Six Cultural Issues and Mattel Performance
The values and attitudes that America had associated with Barbie were different from those possessed by the Chinese. American girls valued independence, sexiness, style, fashion, fun, and material possessions. Status was a symbol of all of this and Barbie was status. Chinese girls did not share these values: they had never been as rich as Americans or had the freedom that Americans had (China was still under an authoritarian rule).
Gender differences also were factor in China's failure to embrace Mattel's House of Barbie. Chinese girls were groomed to be "soft" and "sweet" not outgoing, bold and independent like iconic Barbie (Wang, 2012). What gender meant to the two cultures was too different for House of Barbie to serve as a viable bridge between the worlds. That is why it, ultimately, was not traveled.
Polite behavior expectations played a role in the failure of Mattel in China, too. For the Western world girl, politeness was not as important as the right to speak your mind. In China, however, rights were not as important as politeness and respect. In this way, the two cultures were almost completely opposite in terms of self-expression. Barbie was self-expression personified for the American girl -- not so for the Chinese girl (Voigt, 2012).
Forms of communication similarly differed between the two cultures. As Rose (2014) notes, Mattel went into China thinking like an American when it should have been thinking like the Chinese. "Don't think pink," writes Rose (2014) but rather be practical -- consider that fun and learning "are like oil and water in China," which is something Mattel failed to do. Instead it communicated a vast house of fun and style without respecting the Chinese emphasis on details, practicality and purpose (Rose, 2014). As Burkitt (2013) shows, the dolls come second in a Chinese girl's life -- study comes first.
Education, therefore, played an enormous role in undermining Mattel's goal: China's emphasis on education trumped its emphasis on fun and frivolity (Rose, 2014). The Chinese culture simply valued study and learning in the young more than it valued playing with dolls -- and this was something Mattel did not consider: it assumed girls in Asia would line up to embrace the iconic Barbie. The problem was that doing so was an American phenomenon: American girls received their education on how to behave not from the state (as is the case in China) but rather from the television, where ads for Barbie ran during all the girls' shows.

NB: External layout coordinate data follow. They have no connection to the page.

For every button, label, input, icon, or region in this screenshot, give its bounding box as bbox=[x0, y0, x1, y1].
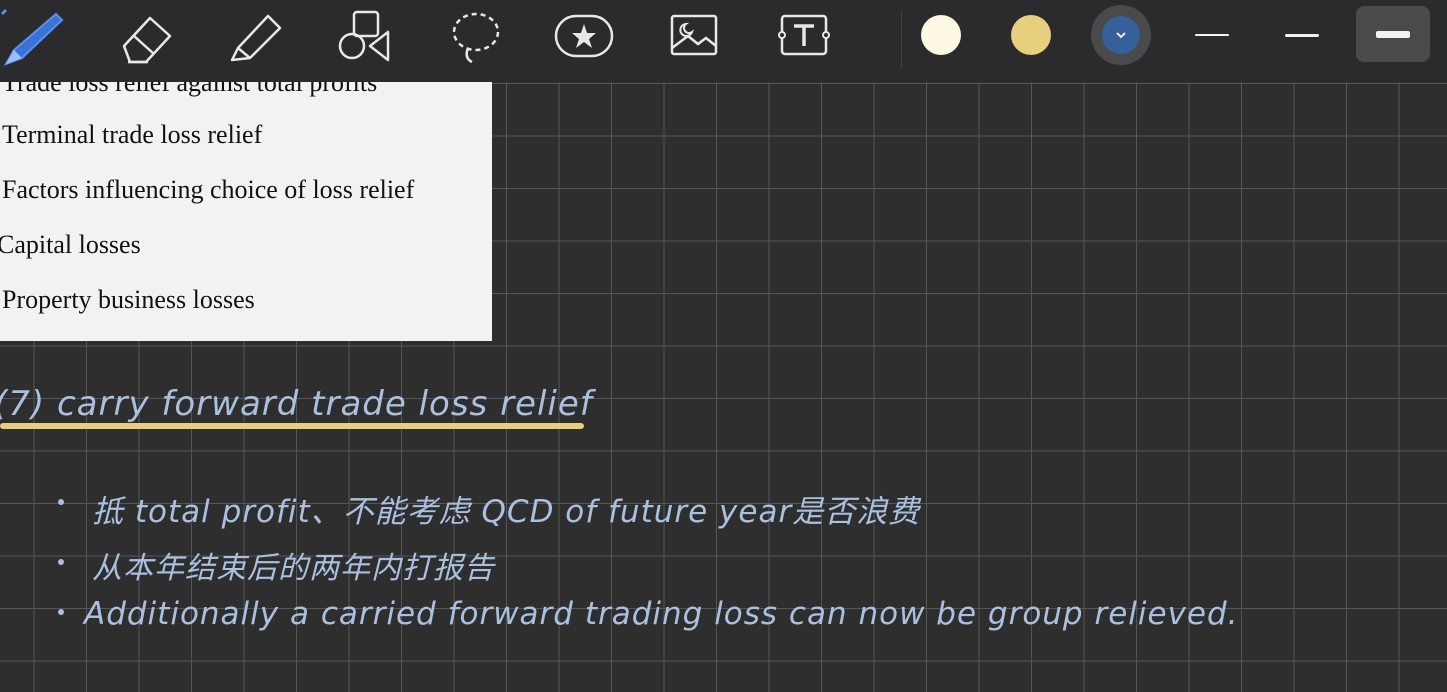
image-icon bbox=[670, 14, 718, 56]
handwritten-bullet: Additionally a carried forward trading l… bbox=[84, 596, 1239, 632]
text-box-icon bbox=[778, 14, 830, 56]
bullet-dot bbox=[58, 499, 64, 505]
toolbar bbox=[0, 0, 1447, 82]
pasted-document-snippet[interactable]: Trade loss relief against total profits … bbox=[0, 82, 492, 341]
stroke-thick-icon bbox=[1376, 30, 1410, 38]
highlight-underline bbox=[0, 423, 584, 429]
snippet-row: Factors influencing choice of loss relie… bbox=[2, 175, 415, 204]
pen-tool-button[interactable] bbox=[0, 8, 64, 66]
pen-icon bbox=[0, 8, 64, 66]
stroke-thin-button[interactable] bbox=[1182, 14, 1242, 56]
stroke-thin-icon bbox=[1195, 34, 1229, 36]
handwritten-bullet: 从本年结束后的两年内打报告 bbox=[92, 551, 495, 586]
stroke-medium-icon bbox=[1285, 33, 1319, 37]
sticker-tool-button[interactable] bbox=[552, 8, 616, 64]
lasso-icon bbox=[452, 12, 500, 64]
handwritten-bullet: 抵 total profit、不能考虑 QCD of future year是否… bbox=[92, 494, 921, 530]
shapes-tool-button[interactable] bbox=[332, 8, 396, 64]
chevron-down-icon bbox=[1116, 32, 1126, 39]
stroke-medium-button[interactable] bbox=[1272, 14, 1332, 56]
snippet-row: Trade loss relief against total profits bbox=[2, 82, 378, 97]
lasso-tool-button[interactable] bbox=[444, 8, 508, 64]
star-sticker-icon bbox=[554, 14, 614, 58]
snippet-row: Terminal trade loss relief bbox=[2, 120, 263, 149]
bullet-dot bbox=[58, 609, 64, 615]
highlighter-tool-button[interactable] bbox=[224, 8, 288, 64]
bullet-dot bbox=[58, 559, 64, 565]
color-swatch-selected-ring[interactable] bbox=[1091, 5, 1151, 65]
color-swatch-cream[interactable] bbox=[921, 15, 961, 55]
eraser-tool-button[interactable] bbox=[114, 8, 178, 64]
eraser-icon bbox=[122, 16, 172, 64]
color-swatch-blue[interactable] bbox=[1102, 16, 1140, 54]
handwritten-heading: (7) carry forward trade loss relief bbox=[0, 384, 593, 424]
highlighter-icon bbox=[230, 14, 282, 62]
snippet-row: Property business losses bbox=[2, 285, 255, 314]
snippet-row: Capital losses bbox=[0, 230, 141, 259]
image-tool-button[interactable] bbox=[662, 8, 726, 64]
color-swatch-yellow[interactable] bbox=[1011, 15, 1051, 55]
shapes-icon bbox=[338, 10, 390, 62]
stroke-thick-button[interactable] bbox=[1356, 6, 1430, 62]
toolbar-separator bbox=[901, 10, 902, 68]
text-tool-button[interactable] bbox=[772, 8, 836, 64]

Lastly, the difference in the way the two cultures viewed the importance of emotion caused a divide between Mattel and China to be made. Barbie represents American fun -- a cherished emotion of freedom and the joy of wealth. For China, there were neither. It had long been under the thumb of autocratic rulers and most of its citizens were poor. Emotion in China was not worn on one's sleeve; it was tucked neatly into the uniform lines of conformity.